「推奨品を買いやすく」:アフィ事業を拡大させる、老舗誌 グッド・ハウスキーピング

グッド・ハウスキーピング(Good Housekeeping)は、決して現代的なブランドではないが、アフィリエイトコマース部門を拡大することで、事業の現代化を推し進めている。

ハースト(Hearst)の雑誌グッド・ハウスキーピングは、1世紀の歴史を持つ製品試験研究機関グッド・ハウスキーピング・インスティテュート(Good Housekeeping Institute)を頼りにしている。年間3000を超えるグッド・ハウスキーピングの製品レビューは、グッド・ハウスキーピング・インスティテュートからの情報提供に基づく。グッド・ハウスキーピング・インスティテュートは英国に13人の調査員を置き、ヘッドホン購入ガイドマットな口紅5選といったレビューのため、ビューティ、ファッション、テクノロジー製品のテストを行っている。雑誌の創刊直後に立ち上げられ、すでに100年近く運営されている。

「推奨したものを買いやすく」

こうしたレビューにはAmazonやスキムリンクス(Skimlinks)のようなアフィリエイト企業など、提携先で商品を購入できるようにリンクが貼られており、売り上げの一部がグッド・ハウスキーピングに入る。

「(グッド・ハウスキーピング・インスティテュートは)文字通り、私たちがやることすべての原動力だ」と、グッド・ハウスキーピングの編集長とハーストのライフスタイル、ホーム部門の編集ディレクターを兼任するギャビー・ハダード氏は話す。「本物の専門知識に基づく彼らの仕事を良質なジャーナリズムに生かすことで、消費しやすく読みやすいものに仕上がる。これはかなり効果的な戦略だ」。

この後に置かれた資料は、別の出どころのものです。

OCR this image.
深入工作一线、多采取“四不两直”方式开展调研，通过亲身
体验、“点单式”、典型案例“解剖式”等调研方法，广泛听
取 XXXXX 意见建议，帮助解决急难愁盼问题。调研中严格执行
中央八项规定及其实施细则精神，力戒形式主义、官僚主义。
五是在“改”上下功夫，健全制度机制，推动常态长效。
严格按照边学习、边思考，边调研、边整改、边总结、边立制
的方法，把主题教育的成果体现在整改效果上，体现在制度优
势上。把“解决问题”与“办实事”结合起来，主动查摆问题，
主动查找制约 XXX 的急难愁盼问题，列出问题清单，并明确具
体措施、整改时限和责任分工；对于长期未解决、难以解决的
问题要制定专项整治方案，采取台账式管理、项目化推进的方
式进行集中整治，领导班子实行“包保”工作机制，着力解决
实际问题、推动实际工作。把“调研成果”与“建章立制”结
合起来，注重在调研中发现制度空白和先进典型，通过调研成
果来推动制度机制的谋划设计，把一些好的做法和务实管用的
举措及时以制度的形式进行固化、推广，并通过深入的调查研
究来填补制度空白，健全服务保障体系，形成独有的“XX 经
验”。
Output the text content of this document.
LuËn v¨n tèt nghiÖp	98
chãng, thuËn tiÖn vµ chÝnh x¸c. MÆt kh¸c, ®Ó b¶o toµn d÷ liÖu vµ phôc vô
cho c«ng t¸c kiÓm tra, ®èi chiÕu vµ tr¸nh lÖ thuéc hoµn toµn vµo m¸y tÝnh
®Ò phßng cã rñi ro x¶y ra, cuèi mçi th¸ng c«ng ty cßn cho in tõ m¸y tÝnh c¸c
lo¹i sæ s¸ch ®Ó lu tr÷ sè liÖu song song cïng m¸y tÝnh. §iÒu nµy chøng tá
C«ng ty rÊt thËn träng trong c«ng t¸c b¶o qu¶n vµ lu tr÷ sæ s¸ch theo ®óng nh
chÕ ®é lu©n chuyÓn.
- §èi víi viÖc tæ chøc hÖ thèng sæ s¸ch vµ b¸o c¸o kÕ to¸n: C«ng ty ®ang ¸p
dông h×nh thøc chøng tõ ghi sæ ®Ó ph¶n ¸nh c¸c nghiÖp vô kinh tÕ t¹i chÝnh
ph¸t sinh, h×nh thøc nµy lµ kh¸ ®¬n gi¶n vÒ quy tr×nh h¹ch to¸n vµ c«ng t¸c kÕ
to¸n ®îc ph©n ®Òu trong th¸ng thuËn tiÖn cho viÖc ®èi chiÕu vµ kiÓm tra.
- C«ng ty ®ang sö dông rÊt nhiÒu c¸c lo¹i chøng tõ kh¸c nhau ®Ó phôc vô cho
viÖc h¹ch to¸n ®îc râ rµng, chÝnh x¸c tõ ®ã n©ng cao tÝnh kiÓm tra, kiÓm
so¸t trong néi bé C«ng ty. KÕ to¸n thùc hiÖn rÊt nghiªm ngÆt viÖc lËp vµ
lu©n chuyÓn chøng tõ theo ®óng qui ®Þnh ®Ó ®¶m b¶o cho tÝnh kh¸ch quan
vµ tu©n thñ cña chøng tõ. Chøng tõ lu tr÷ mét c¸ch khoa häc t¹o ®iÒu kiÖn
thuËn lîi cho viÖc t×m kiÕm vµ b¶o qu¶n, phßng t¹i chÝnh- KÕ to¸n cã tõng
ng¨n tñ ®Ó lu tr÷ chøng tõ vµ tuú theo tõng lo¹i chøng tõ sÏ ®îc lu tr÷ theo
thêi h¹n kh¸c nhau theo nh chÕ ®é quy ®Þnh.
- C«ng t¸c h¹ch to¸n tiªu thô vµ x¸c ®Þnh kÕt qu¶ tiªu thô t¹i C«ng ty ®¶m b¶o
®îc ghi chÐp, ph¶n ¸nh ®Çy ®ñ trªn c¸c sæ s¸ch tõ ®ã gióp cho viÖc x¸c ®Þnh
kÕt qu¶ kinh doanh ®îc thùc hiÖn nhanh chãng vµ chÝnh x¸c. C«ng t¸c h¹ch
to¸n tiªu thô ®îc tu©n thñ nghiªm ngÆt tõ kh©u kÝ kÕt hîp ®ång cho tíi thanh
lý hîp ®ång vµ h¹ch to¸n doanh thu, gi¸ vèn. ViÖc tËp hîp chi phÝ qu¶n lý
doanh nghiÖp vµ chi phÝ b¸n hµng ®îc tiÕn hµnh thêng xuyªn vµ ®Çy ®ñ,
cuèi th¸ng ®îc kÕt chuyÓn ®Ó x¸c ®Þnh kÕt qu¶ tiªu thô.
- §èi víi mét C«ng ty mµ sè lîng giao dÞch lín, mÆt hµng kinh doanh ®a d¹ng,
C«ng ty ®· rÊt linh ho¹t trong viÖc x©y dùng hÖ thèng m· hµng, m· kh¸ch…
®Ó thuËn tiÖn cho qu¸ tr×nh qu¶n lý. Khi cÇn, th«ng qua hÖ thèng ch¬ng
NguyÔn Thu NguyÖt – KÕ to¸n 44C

ハースト英国法人にとって、ライセンスと認証は長きにわたる戦略だ。ハーストはこれまでに、雑誌メンズ・ヘルス(Men’s Health)のジム用品雑誌カントリー・リビング(Country Living)のホテルを開発してきた。ハーストは具体的な数字を明かしていないが、グッド・ハウスキーピングのデジタル売り上げは前年から7%増加している。

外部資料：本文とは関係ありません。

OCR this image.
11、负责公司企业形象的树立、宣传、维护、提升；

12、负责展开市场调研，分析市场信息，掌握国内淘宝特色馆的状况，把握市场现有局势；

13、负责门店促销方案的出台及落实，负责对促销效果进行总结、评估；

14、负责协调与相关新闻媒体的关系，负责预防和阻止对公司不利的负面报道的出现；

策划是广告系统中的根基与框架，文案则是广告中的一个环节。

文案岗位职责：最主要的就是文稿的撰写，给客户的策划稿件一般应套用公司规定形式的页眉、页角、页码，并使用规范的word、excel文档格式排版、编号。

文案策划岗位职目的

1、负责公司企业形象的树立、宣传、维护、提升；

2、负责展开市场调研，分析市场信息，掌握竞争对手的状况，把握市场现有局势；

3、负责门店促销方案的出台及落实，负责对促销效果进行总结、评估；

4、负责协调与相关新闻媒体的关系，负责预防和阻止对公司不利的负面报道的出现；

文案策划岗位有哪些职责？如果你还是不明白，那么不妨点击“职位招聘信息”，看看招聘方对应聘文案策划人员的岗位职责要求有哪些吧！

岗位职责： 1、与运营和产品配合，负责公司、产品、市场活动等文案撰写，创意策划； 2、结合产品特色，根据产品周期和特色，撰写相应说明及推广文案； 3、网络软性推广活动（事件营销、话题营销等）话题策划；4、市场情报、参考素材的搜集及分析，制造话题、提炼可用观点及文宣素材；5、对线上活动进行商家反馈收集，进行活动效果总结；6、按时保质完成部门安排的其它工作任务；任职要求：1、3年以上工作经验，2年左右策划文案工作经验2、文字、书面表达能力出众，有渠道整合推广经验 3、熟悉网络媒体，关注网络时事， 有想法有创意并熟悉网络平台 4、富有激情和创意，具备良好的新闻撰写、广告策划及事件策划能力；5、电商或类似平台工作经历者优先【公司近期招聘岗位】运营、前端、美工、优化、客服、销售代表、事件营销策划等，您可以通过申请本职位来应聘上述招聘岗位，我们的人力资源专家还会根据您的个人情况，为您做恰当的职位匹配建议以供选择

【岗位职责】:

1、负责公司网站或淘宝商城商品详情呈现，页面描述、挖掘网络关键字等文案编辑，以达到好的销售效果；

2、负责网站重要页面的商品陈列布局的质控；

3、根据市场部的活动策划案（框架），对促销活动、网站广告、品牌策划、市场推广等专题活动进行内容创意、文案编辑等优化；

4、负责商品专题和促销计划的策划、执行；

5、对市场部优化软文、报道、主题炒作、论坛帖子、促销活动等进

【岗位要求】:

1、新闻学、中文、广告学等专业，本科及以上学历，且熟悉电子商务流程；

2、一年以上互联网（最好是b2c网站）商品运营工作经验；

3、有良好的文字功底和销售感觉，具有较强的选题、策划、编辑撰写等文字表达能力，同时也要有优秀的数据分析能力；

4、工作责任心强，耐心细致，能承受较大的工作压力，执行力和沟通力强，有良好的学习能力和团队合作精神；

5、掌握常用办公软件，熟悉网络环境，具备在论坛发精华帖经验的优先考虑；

「グッド・ハウスキーピングは常に、暮らしに関わる問題の解決策を提供するブランドだった」と、ハースト英国法人の最高コンテンツ開発責任者ベッツィー・ファスト氏は話す。「グッド・ハウスキーピングは『私たちを信じれば大丈夫』という存在だったが、私たちはいま、その信頼を利用し、私たちが推奨するものを買いやすいようにしている」。

書籍の推薦でも売り上げ増加

フリーランスのメディアアナリスト、アレックス・デグルート氏によれば、多くの場合、ライフスタイル雑誌(とくに印刷版)の読者はロイヤルティが高い。「グッド・ハウスキーピングは、読者のロイヤルティが高いしっかりしたプラットフォームだ」と同氏はいう。

その証拠に、グッド・ハウスキーピングは3つのニュースレターを発行しているが、もっとも開封率が高いのはグッド・ハウスキーピング・インスティテュートのニュースレターで、非常に集中した読者層を持っている。

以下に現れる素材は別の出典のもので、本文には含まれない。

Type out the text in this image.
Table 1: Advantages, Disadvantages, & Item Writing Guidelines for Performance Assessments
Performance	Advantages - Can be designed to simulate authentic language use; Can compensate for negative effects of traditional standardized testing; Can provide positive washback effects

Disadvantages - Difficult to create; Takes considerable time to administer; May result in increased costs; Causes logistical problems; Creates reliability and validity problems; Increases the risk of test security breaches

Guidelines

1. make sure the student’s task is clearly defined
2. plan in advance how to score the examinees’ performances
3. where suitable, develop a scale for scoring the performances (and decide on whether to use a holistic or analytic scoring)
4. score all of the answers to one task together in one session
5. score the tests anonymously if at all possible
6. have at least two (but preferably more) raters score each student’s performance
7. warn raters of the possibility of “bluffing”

また、グッド・ハウスキーピングはオンラインでの本の推薦も強化し、過去6カ月間、書籍の販売による売り上げを伸ばしている。書籍の推薦は雑誌の人気コーナーだが、作家を取り上げた記事、出版のヒント、リスト形式の記事など、オンラインではさらにコンテンツを充実させている。マーガレット アトウッド氏がお気に入りの本を紹介する記事Amazonのオーディオブック、オーディブル(Audible)で聴くべきスリラー小説リストなどだ。グッド・ハウスキーピングによれば、ウェブサイトの本コーナーは10月、前年比138%増のトラフィックを記録したという。